Ok I was not a big fan of the yarn. It is 99% premium acrylic, which isn't a major issue, and 1% polyester. I will assume the strand of shimmed made up this 1%. It looks like the main yarn is made up from two different coloured strands of roving which were loosely twisted together. Where one of the strands changes colour at different intervals from a yellow olive  like colour through greens to blue and back, the other strand stays the same green. This does work well on the finished item theee is little in  the way of colour pooling. 

The problem I had was the light twist did come undone a bit and although I didn't split the actual yarn I was often catching the stand of shimmer or splitting it off from the rest of the yarn. This resulted in broken strand of shimmer hanging down which had to be trimmed off. 

I also couldn't get over the slight plasticky feel the yarn had, this was despite the 'premium acrylic' claim. I have used other acrylic yarns in the past which had a better feel than this. However, in the finished item this is less noticeable so that is a good thing.

Now the biggest problem was that there were 3 knots in my yarn. One knot is bad enough by 3? Shall we say I was NOT happy. The first knot I hadn't noticed until it was almost on my needle and the was the yarn is made makes id difficult to tink the stitches and I had mo wish to frog back so as it was a solid knot and it was a scarf I knitted through it. 

The next one I saw early on and it was bigger so I cut it out and reattached the yarn and carried on. Ok I did loose perhaps 10cm of yarn doing this but it worked. The last one I spotted it early enough so cast off about one repeat earlier than I had intended but it didn't lose that much in the end. 

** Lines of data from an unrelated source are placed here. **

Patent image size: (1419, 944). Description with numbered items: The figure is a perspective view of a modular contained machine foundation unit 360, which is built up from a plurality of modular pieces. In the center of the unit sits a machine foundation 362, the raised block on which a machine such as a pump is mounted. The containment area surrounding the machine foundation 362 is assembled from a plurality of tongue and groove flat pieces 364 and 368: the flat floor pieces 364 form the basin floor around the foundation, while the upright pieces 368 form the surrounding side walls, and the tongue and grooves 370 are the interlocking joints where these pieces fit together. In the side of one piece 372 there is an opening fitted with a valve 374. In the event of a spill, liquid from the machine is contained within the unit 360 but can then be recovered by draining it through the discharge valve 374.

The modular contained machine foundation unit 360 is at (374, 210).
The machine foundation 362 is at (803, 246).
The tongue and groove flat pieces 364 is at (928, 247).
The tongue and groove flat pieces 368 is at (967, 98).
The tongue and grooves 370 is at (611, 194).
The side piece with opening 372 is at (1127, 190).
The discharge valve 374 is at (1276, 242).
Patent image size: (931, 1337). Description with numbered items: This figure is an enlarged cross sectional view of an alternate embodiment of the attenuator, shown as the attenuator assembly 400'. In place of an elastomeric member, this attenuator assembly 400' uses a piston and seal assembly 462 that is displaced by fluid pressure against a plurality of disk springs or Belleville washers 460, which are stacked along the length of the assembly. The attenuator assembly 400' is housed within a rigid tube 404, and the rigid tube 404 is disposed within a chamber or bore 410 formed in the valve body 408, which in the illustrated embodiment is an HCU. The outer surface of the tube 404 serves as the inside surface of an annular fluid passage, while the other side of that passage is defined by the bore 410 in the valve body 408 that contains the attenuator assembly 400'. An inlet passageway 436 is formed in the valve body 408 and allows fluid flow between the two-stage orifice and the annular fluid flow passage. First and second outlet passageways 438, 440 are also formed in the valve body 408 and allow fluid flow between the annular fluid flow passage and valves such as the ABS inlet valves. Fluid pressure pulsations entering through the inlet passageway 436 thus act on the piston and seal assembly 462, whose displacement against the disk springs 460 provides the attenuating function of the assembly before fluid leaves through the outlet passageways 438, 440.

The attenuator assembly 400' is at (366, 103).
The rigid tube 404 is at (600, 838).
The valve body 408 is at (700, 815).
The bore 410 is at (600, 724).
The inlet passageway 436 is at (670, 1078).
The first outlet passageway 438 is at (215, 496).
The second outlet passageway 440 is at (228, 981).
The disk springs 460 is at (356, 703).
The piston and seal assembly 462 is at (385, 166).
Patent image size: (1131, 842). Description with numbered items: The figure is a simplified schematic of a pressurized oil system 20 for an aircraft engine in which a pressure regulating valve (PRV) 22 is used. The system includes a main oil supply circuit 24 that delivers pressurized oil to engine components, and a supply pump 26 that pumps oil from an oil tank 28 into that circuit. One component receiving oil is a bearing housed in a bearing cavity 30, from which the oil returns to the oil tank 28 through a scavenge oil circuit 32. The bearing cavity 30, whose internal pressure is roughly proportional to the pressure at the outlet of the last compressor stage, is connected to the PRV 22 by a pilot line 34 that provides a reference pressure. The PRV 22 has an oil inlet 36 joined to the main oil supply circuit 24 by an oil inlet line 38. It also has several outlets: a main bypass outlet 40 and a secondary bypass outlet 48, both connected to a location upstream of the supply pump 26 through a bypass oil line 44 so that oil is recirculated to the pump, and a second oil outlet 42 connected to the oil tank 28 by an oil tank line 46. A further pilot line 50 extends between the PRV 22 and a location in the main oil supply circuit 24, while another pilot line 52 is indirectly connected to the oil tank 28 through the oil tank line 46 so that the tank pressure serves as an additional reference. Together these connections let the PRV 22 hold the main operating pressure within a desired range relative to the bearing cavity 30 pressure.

I couldn't have done the Russian join due to how the yarn is constructed and the magic knot may have been too noticeable.

The needles:

The needles were basic plastic 6mm needles so there is not much I can really say about them. I found they did grip the yarn quite a bit, as plastic ones do to acrylic yarn but that wasn't anything major.


Would I make this again - possibly but with a different yarn as this one was just not for me Your experience of it could differ.